If I can do it, working 40-80 hours a week, why is it so difficult for her? She has other people helping her, like her BF/FemFreq business partner. I don't.
Anita's 'job' seems to be her speaking engagement tour dates and nothing else, right now (haven't heard any more on her 'consulting' since DICE and Bungie). She uses the same script and slides for every single one, so it's not like she has to do tons of research in between them. Plus, she was already paid over $100,000 to make the videos; and she can't even get them out more than once every few months-- and certainly not on time, considering the promise date for the full series is over a year past, now.
Anyway this is a distraction from the argument that I'm expressing, and you seem to object about.
I don't care where Anita got the video from, but if I were doing said TvW project myself I'd have made the effort to acquire the video myself, because it takes just as long to watch a video as it does to play a game.
You should care where she got the video footage used from for a reason you mentioned earlier in the thread... you said it is for academic purposes (and she has said it would be academic for use in classrooms). In regards to the let's play footage she used without credit/citation, she gave the implication she recorded said videos herself. In academic terms, original research. In academics, if one simply uses another's work without citation, it is called plagiarism. As a student, it can be grounds for being kicked out of school. As a teacher/professor it can be grounds for termination and potentially the loss of a degree or doctorate. Anita has a master's degree. She should know all about citation.

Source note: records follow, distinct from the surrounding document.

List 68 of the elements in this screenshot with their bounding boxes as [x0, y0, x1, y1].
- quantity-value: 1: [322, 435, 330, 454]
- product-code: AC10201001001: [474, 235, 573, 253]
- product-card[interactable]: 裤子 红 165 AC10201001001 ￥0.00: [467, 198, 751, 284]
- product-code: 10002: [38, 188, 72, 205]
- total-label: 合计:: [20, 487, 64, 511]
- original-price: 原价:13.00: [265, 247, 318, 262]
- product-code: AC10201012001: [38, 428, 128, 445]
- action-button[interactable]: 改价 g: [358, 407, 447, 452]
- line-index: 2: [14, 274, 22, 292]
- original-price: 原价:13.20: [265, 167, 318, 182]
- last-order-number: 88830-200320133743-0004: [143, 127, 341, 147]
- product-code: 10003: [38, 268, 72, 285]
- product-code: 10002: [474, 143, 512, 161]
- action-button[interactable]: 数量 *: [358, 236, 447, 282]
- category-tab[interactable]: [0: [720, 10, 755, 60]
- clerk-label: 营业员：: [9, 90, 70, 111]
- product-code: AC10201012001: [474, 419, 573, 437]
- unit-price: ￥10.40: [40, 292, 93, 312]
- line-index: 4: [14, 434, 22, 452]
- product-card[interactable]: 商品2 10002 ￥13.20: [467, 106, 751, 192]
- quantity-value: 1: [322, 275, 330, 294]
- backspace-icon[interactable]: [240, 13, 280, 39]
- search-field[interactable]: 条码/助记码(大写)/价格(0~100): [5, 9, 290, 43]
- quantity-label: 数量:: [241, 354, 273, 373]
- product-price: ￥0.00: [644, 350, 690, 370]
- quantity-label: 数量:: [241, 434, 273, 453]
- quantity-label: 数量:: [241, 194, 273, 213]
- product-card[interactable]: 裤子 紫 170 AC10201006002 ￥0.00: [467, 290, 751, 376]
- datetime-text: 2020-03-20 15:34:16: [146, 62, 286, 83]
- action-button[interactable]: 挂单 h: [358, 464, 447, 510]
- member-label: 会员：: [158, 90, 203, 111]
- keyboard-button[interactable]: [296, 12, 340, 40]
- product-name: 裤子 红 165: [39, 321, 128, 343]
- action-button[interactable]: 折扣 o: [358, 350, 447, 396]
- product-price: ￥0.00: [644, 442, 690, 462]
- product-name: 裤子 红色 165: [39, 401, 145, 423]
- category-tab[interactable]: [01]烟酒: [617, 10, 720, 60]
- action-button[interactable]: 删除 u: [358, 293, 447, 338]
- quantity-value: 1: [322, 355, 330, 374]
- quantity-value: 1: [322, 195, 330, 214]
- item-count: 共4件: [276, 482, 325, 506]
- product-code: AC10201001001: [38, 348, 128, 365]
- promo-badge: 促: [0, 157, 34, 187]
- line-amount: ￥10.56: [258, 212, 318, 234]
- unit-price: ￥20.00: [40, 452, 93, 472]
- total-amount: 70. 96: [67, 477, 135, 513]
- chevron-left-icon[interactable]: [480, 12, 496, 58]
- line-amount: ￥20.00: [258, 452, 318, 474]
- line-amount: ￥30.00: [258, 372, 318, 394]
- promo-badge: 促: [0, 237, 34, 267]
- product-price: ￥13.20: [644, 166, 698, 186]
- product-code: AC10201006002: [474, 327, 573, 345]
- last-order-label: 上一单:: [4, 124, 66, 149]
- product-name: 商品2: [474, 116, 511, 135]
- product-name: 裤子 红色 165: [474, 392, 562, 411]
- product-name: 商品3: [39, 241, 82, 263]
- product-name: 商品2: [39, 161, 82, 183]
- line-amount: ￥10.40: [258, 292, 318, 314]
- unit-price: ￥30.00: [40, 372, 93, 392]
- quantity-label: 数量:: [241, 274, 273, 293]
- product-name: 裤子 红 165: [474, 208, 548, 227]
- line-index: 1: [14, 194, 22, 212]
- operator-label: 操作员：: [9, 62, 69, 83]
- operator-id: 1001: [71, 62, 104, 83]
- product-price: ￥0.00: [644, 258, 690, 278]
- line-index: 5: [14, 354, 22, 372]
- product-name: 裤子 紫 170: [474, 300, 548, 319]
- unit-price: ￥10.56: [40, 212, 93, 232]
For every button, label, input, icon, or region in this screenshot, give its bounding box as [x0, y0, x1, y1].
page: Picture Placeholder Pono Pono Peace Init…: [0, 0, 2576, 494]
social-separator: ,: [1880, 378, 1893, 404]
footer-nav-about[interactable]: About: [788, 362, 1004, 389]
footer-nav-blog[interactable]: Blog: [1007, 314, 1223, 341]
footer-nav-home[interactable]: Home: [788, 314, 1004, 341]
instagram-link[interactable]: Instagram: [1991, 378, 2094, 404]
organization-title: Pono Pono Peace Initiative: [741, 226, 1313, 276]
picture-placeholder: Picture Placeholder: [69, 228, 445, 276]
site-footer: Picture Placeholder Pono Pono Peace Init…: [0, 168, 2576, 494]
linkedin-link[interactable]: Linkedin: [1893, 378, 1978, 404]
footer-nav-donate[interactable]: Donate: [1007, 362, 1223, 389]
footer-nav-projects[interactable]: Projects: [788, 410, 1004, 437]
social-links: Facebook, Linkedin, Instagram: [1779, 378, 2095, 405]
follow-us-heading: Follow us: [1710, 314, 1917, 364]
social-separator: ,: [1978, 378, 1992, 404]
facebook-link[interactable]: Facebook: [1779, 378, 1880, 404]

Because it is highly unlikely her intended audience, which is not gamers, would notice she used videos that others made, she didn't bother to cite the sources of said videos. Why? Because her intended audience would just assume she did everything for the project, herself (or someone working with her did it). To her intended audience, it is her own original research. They have no idea whether some Let's Player did the actual game play and recording of the video and Anita is just using it without citation. Nor do they care.
If you would take the time and effort to record all the footage yourself and play the games, then good on you. Anita, however, has decided to take the easier way out and plagiarize other people's work and leave the inference that the work is her own.